Nassau County union heads are predicting the failure of the 2012 budget and the county as well if either $150 million worth of labor concessions are forced on county workers or massive layoffs ensue.
“It’s despicable, its unfair, it’s dishonest. This budget that you’re going to pass on Sunday is going to fail like everything else you’ve been doing for the past 2 years,” CSEA President Jerry Laricchiuta told members of the Nassau County Legislature during a 5 hour marathon budget session Friday.
The $150 million in concessions is only about half of the $315 million budget deficit the county is attempting to close in 2012.
“We still don’t know exactly what these cuts are going to be, we’d like to know what they are,” Correction Officers Union President Brian Sullivan said of the exact nature of the concessions the unions are being asked to give. “It’s amazing how our members are constantly made to feel that they’re numbers on a spreadsheet while they’re on the job doing it.”
Union members had requested the presence of the state oversight board in charge of Nassau’s finances to be present during negotiations, but balked when they discovered that NIFA would continue to exert a control period on the county – including a wage freeze – until 2014, even if the 2012 budget was balanced.
“Basically we walked out of there and said ‘regardless of what we do, we’re frozen for 4 more years’,” Laricchiuta said. “That kinda put a crimp in the whole ‘we like NIFA in the room deal’.”
The county legislature is set to adopt the 2012 budget on Sunday, one day before the deadline as imposed by the county charter. The reason for the delay is due to a 7 day rule that votes must take place after amendments are submitted.
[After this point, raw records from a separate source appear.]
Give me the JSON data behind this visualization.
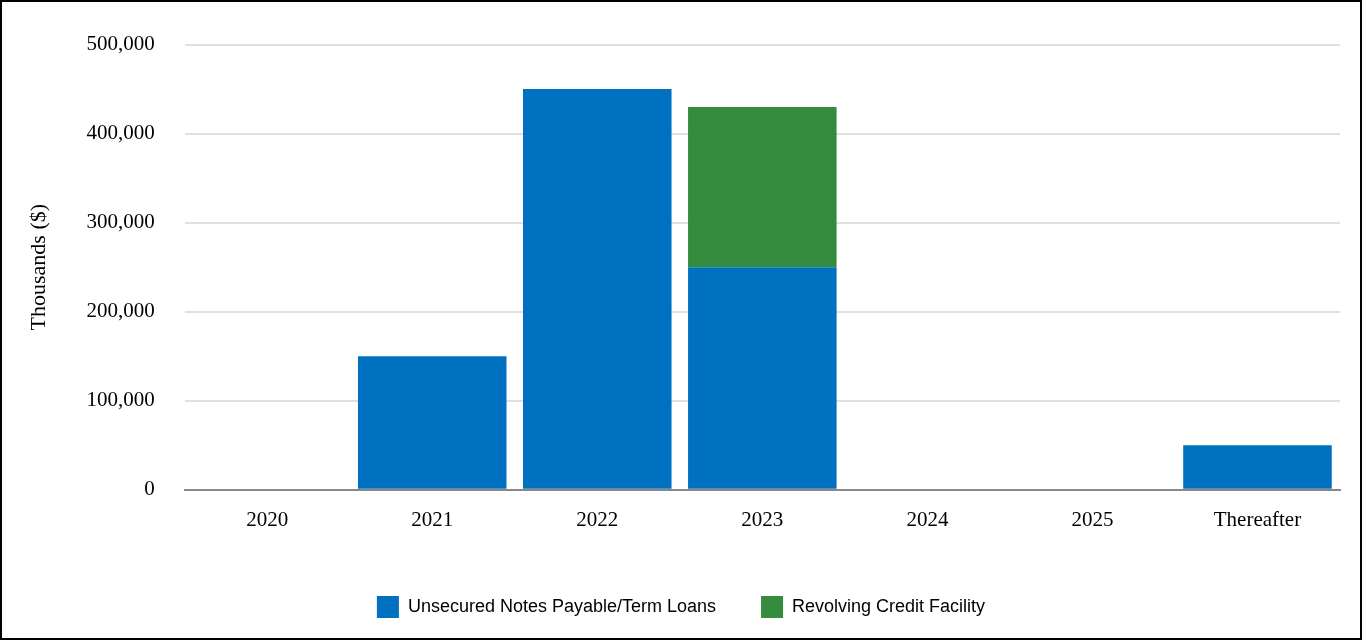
{
  "chart_data": {
    "type": "bar",
    "ylabel": "Thousands ($)",
    "categories": [
      "2020",
      "2021",
      "2022",
      "2023",
      "2024",
      "2025",
      "Thereafter"
    ],
    "series": [
      {
        "name": "Unsecured Notes Payable/Term Loans",
        "color": "#0070c0",
        "values": [
          0,
          150000,
          450000,
          250000,
          0,
          0,
          50000
        ]
      },
      {
        "name": "Revolving Credit Facility",
        "color": "#358b3e",
        "values": [
          0,
          0,
          0,
          180000,
          0,
          0,
          0
        ]
      }
    ],
    "stacked": true,
    "ylim": [
      0,
      500000
    ],
    "yticks": [
      0,
      {
        "value": 100000,
        "label": "100,000"
      },
      {
        "value": 200000,
        "label": "200,000"
      },
      {
        "value": 300000,
        "label": "300,000"
      },
      {
        "value": 400000,
        "label": "400,000"
      },
      {
        "value": 500000,
        "label": "500,000"
      }
    ],
    "grid": "y",
    "legend": "bottom"
  }
}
Amendments submitted by Democrats call for no layoffs or tax increase by dipping into $90 million of the county’s reserve fund, something the Republican majority is unwilling to consider.
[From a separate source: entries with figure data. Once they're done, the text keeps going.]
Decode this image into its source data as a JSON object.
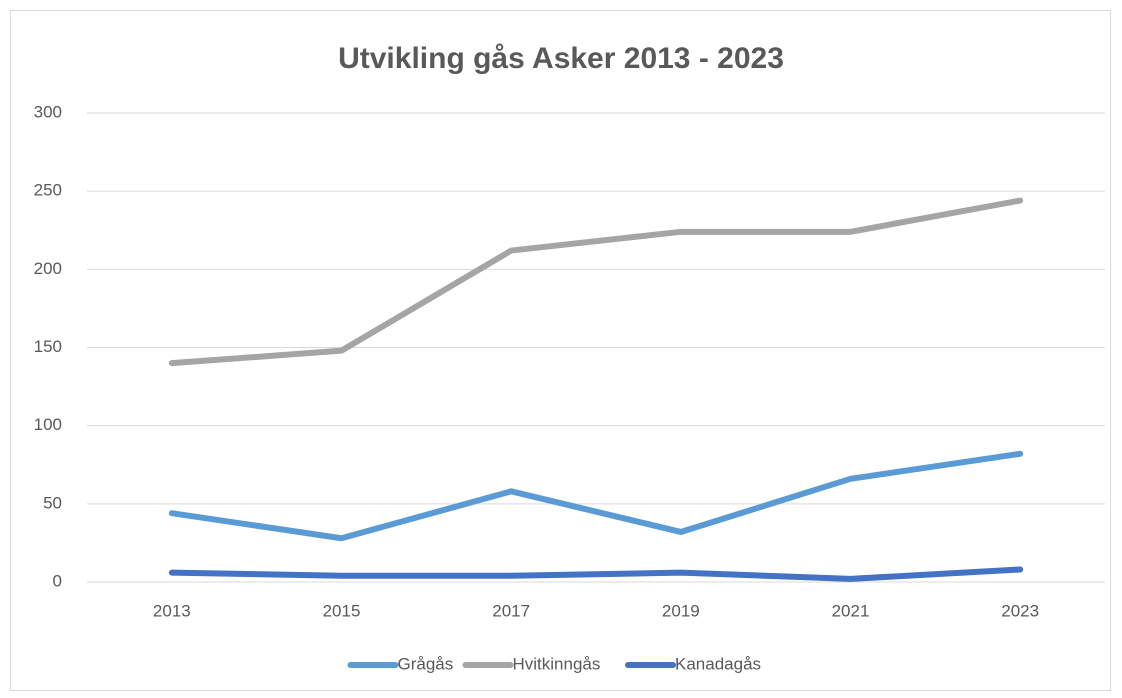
{
  "chart_data": {
    "type": "line",
    "title": "Utvikling gås Asker 2013 - 2023",
    "categories": [
      "2013",
      "2015",
      "2017",
      "2019",
      "2021",
      "2023"
    ],
    "series": [
      {
        "name": "Grågås",
        "color": "#5b9bd5",
        "values": [
          44,
          28,
          58,
          32,
          66,
          82
        ]
      },
      {
        "name": "Hvitkinngås",
        "color": "#a5a5a5",
        "values": [
          140,
          148,
          212,
          224,
          224,
          244
        ]
      },
      {
        "name": "Kanadagås",
        "color": "#4472c4",
        "values": [
          6,
          4,
          4,
          6,
          2,
          8
        ]
      }
    ],
    "ylim": [
      0,
      300
    ],
    "yticks": [
      0,
      50,
      100,
      150,
      200,
      250,
      300
    ],
    "grid": true,
    "legend": "bottom"
  }
}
“The county comptroller and people I’ve checked with on Wall Street indicate that anybody going into the reserve fund, the bond rating plummets,” Majority Leader Peter Schmitt, R-Massapequa, said.
Republican amendments include an additional $51 million in layoffs as well as $80 million more in union concessions.
“This will never sell,” police union head James Carver said of going back to his members who have to approve a new deal.
“These numbers that they’re throwing around, not only are they astronomical, they’re unattainable,” Sullivan said of the $150 million figure. “I don’t see the shared sacrifice all the way around, I see a gun pointed at labor.”
Sullivan indicated that shared sacrifice would include residents in the form of higher taxes, which Republicans have also ruled out.
“It’s a determination by this majority not to raise taxes in the middle of a recession,” Schmitt said.
Laricchiuta indicated that the cuts would amount to 700 positions being eliminated in his union.
“You’re going to cripple this county,” he said. “There’ll be basically not one single department that’ll be able to fulfill its obligations to the residents. If this continues, Nassau County will be the highest taxed county and the least-desirable place to live and because of your decisions our home values will decrease even further and Nassau County’s going to be destroyed.”